Todo mundo tem um segredo.O meu era na verdade um medo.Quando supera-se,porém,o medo que vira segredo já não é mais segredo.E para os amigos a gente pode contar.Não foi por falta de prática ou pela ausência de alguém que me segurasse firme na infância.O fato está que eu sempre tive um grande medo de andar de bicicleta.Compartilhava do meu mesmo mal minha melhor amiga,que preferiu casar-se a comprar uma bicicleta.Era realmente desconcertante e constrangedor recusar convites de amigos,investidas de garotos interessantes para evitar de passar essa grande vergonha.Aqui na Itália,a bici é um dos mais populares meios de transporte e,mesmo assim,nos anos em que vivi aqui,jamais arrisquei subir em duas rodas.Pra mim foi sempre um medo que um dia superaria,mas quanto mais tempo eu adiava este dia,melhor era.Ou não.Estive esses dias em Lucca,uma das mais lindas cidades da Toscana,cercada por uma grande muralha,o cenário perfeito que me metia inveja pela gente feliz e livre que pedalava no meio de todo aquele verde.O desafio estava lançado.Era o momento e a oportunidade de superar o medo que me prendia e me colocava muito longe do prazer que eu tanto queria sentir.De um lado o medo,do outro um lugar especial,a paisagem,as folhas no chão,o vento na cara e o prazer de libertar-se.Fiquei com a segunda opção,aluguei uma bici pequenina com a cestinha na frente e ainda temerosa subi em cima e comecei a pedalar meio sem jeito.Logo estava dando a volta na muralha,no lugar onde por várias vezes timidamente admirava as meninas com os cabelos ao vento,escondendo de todos o meu grande segredo.
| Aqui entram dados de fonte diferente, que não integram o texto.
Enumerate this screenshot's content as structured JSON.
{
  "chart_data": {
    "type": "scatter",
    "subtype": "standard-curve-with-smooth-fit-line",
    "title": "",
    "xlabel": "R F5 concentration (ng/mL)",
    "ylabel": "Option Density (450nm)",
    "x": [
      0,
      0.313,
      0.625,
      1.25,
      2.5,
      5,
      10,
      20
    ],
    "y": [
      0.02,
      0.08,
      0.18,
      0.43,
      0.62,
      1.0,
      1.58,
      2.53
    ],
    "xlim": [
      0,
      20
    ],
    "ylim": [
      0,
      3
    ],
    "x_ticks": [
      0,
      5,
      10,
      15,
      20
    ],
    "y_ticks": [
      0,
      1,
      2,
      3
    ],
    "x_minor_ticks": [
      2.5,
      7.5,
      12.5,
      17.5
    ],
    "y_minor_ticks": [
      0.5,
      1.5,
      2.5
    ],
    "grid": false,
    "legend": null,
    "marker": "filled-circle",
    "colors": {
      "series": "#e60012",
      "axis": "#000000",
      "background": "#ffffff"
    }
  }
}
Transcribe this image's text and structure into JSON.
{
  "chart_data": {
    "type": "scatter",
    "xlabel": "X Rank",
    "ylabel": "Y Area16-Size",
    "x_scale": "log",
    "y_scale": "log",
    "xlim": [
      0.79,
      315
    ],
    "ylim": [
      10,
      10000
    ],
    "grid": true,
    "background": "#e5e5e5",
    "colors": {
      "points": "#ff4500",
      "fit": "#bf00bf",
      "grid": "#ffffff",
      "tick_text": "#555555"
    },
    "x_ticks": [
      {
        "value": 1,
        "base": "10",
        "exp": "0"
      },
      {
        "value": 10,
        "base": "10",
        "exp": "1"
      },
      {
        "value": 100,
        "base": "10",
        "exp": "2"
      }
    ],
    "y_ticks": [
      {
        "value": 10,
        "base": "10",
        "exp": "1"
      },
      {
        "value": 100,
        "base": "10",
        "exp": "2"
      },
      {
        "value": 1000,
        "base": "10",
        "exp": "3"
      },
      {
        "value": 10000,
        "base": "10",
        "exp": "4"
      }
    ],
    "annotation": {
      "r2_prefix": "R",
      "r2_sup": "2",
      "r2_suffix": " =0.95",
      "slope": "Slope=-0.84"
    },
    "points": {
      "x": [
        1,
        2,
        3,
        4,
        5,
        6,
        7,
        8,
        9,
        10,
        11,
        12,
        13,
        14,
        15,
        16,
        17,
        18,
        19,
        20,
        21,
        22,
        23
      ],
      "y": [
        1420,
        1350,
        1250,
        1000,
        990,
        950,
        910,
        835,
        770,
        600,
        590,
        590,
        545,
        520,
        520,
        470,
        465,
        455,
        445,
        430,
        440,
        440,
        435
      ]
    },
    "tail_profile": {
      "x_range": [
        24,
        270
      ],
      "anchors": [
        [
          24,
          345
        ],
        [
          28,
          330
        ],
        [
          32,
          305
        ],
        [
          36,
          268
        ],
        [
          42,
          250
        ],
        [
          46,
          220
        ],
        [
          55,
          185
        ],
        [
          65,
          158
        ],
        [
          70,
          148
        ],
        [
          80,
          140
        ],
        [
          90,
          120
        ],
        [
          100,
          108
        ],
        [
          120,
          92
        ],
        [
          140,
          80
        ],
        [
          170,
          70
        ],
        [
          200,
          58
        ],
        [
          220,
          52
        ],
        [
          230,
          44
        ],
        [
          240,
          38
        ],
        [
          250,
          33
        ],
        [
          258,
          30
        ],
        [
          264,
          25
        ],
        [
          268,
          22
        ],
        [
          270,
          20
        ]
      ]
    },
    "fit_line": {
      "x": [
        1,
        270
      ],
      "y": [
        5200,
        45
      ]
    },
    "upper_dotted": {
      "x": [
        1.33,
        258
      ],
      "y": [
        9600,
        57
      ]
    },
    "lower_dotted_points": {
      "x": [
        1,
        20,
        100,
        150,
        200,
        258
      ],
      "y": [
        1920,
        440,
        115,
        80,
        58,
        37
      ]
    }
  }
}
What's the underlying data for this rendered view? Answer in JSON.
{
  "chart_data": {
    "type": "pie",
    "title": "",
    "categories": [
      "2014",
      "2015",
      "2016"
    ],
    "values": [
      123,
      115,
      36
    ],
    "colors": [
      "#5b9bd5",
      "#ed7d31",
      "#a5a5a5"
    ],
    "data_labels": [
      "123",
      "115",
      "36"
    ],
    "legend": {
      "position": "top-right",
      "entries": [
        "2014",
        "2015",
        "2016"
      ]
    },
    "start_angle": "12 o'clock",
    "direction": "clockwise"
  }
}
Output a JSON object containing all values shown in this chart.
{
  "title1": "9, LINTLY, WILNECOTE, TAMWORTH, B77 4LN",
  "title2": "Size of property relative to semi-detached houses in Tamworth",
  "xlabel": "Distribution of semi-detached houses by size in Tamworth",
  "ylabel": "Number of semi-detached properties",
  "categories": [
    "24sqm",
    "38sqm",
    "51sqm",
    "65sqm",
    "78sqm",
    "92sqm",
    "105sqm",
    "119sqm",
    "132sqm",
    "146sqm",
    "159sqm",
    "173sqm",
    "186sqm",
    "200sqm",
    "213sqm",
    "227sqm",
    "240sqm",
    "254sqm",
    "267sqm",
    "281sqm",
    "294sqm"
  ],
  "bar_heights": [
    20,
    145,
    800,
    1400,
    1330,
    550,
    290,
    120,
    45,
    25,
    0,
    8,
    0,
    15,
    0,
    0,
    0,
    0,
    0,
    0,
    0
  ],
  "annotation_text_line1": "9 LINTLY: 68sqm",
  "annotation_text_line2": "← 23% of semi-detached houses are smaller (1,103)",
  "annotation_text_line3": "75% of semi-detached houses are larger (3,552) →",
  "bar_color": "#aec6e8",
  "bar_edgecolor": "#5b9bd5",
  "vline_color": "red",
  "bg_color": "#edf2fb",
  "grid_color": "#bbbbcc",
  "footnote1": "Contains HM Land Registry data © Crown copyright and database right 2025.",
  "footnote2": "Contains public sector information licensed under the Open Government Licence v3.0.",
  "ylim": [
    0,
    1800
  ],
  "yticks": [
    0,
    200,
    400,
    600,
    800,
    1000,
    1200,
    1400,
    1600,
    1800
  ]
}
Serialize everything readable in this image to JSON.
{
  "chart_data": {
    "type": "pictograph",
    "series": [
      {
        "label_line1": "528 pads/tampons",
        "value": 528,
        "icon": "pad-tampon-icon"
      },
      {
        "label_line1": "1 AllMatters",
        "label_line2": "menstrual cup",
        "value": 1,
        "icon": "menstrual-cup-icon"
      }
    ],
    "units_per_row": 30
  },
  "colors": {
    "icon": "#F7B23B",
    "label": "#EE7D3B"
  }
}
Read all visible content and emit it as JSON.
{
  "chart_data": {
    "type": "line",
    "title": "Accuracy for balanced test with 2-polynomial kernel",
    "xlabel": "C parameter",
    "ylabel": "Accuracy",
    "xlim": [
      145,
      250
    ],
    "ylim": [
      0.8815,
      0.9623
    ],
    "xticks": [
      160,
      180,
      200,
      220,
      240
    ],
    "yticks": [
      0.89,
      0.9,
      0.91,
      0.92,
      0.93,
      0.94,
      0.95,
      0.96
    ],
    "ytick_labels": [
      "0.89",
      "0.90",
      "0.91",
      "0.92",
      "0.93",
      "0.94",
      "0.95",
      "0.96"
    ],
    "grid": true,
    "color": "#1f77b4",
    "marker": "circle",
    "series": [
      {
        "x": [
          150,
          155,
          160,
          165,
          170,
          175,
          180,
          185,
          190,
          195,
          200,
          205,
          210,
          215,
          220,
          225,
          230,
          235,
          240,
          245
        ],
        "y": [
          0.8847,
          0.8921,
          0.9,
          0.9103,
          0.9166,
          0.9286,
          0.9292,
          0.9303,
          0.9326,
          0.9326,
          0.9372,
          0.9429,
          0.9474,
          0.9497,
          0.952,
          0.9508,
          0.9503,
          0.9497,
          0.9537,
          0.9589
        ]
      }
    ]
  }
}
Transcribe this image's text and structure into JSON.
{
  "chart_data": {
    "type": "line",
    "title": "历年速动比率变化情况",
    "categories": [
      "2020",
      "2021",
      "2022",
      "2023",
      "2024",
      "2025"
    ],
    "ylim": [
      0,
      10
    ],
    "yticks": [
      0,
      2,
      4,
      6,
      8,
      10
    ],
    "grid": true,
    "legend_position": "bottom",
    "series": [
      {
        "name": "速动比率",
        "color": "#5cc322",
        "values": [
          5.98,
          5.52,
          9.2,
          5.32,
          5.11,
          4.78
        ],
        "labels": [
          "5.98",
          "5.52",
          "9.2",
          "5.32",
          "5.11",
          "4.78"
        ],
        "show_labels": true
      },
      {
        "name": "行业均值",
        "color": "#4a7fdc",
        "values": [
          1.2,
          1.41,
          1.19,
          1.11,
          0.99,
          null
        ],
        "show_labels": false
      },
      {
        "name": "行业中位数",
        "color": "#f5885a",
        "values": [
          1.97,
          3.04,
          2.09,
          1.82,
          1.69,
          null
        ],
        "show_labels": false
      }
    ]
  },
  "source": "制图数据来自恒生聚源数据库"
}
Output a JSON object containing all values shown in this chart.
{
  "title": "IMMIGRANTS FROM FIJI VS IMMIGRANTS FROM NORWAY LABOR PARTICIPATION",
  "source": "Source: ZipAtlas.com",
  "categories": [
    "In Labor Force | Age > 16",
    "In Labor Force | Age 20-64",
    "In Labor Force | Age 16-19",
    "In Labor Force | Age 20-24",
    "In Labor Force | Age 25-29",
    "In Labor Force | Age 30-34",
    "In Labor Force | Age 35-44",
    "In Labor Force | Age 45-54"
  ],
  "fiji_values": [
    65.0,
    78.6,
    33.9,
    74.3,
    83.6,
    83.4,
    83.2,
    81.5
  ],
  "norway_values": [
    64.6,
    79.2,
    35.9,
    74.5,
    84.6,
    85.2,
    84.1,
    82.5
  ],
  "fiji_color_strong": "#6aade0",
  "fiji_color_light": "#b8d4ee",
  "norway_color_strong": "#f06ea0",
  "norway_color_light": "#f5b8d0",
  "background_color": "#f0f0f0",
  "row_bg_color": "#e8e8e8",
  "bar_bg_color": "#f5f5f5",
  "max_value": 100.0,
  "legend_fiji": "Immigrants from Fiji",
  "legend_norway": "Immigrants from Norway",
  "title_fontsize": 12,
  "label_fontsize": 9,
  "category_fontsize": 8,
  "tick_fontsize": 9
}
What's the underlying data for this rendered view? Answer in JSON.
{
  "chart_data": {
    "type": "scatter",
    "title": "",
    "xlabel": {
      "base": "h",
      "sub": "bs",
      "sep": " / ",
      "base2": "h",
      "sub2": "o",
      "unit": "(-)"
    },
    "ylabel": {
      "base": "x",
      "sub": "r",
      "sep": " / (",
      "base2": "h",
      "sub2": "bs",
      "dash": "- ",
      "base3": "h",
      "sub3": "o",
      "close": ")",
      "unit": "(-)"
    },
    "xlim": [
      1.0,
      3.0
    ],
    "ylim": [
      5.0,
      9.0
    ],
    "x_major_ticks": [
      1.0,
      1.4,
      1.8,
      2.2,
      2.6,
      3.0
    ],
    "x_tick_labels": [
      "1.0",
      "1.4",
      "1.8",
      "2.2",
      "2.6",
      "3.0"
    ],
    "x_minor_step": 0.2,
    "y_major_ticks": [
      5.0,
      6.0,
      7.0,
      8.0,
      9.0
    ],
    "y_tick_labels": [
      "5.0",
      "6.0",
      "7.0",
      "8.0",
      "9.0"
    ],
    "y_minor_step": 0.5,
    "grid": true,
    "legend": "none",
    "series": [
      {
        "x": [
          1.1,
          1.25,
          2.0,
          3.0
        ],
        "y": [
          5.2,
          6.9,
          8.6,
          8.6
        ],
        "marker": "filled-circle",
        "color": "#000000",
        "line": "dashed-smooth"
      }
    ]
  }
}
domingo, 26 de outubro de 2008

Na montanha

Foto by Beto

As vacas do Alto Adige

Estar em uma casinha de campo no meio da montanha parece fazer parte do cast de um comercial do chocolate Milka.Impressionante como só a experiência pode dar a mínima idéia do que é viver em um lugar como este.A família Zimmer é jovem,mas numerosa.Christian e Frieda não têm 40 anos,mas estão criando já três filhos na casa onde ficamos hospedados.As 12 vacas e seus 20 litros de leite diário,além dos quatro quartos que alugam,garantem o sustento da família.A água que vem do rio e a lenha das árvores e pinheiros geram energia e fazem com que na casa quase não cheguem as contas no final do mês.Os cabritinhos e os coelhos no quintal são só para divertirem as crianças e convivem bem comendo mato e tudo aquilo que veem pela frente.O feno das vacas é bem estocado.É que o inverno chegou e a neve não dá trégua até abril.As vacas estarão por oito meses,até junho,quentinhas no estábulo e Christian me jura que elas não reclamam.Quem sofre são as crianças que acordam às 5h30 pois o ônibus que as leva à escola numa cidadezinha próxima passa às 6h15. No inverno,a freqüência diminui.As compras de supermercado são feitas de uma só vez.A hortinha com salsa,cebolinha,tomate,manjericão e orégano ajuda,e muito,no almoço e jantar.E, enquanto Christian prepara o feno,tira o leite das vacas e se empenha com o trabalho dessa roça diferente,Frieda está na cozinha ou limpando a casa.Eu observo tudo com olhos de curiosa,relembrando com saudade,dos tempos que eu calçava as Sete Léguas vermelhas e ia debulhar milho ou tomar leite com Toddy na caneca,debaixo da teta da vaca.